Wie zegt wat waar: klaproos

Ga begin november op citytrip naar Londen en je kunt er niet naast kijken: vrijwel iedere Engelsman heeft dan een speldje of broche van een poppy (in het Nederlands klaproos) op zijn of haar jas. De poppy – de naam is afgeleid van papaver – is er het symbool van de herdenking van de soldaten die sneuvelden in de Eerste Wereldoorlog. Maar hoe heet dat fragiele rode bloemetje in de dialecten van het Nederlands?

In de naam klaproos is het eerste deel afgeleid van klappen ‘een knallend geluid voortbrengen’. De bloem kreeg deze naam omdat de bloemblaadjes een klappend geluid maken als je ze op je hand legt en er met de andere hand op slaat. Klaproos, dat uiteindelijk ook het standaardtaalwoord is geworden, is de frequentste naam in ons taalgebied, vooral in Nederland.
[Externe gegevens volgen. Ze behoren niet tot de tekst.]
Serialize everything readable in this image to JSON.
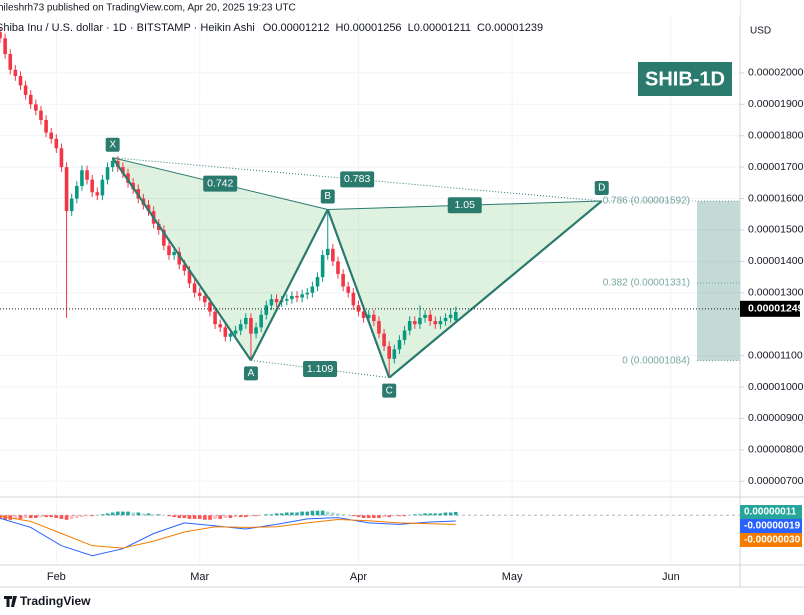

Het overwegend Vlaamse én Zuid-Limburgse kollebloem en de varianten ervan hebben een eerste woorddeel kol. De meeste taalkundigen denken dat kol verwijst naar de zaaddoos. Het Nederduitse kolle kan ‘hoofd, top, bles’ betekenen, net als het Middelnederduitse kol dat ‘top van planten, bles’ betekent. De knotsvormige zaaddoos die de top van de plant vormt, is dan het benoemingsmotief voor kollebloem. Anderen denken dat kol verwijst naar een toverkol of heks. De slaapverwekkende zaden zijn immers zeer
geschikt voor de bereiding van tovermiddeltjes. Het zou dan ook een ‘schrikbenaming’ kunnen zijn, met de bedoeling dat kinderen de bloemen niet zouden plukken.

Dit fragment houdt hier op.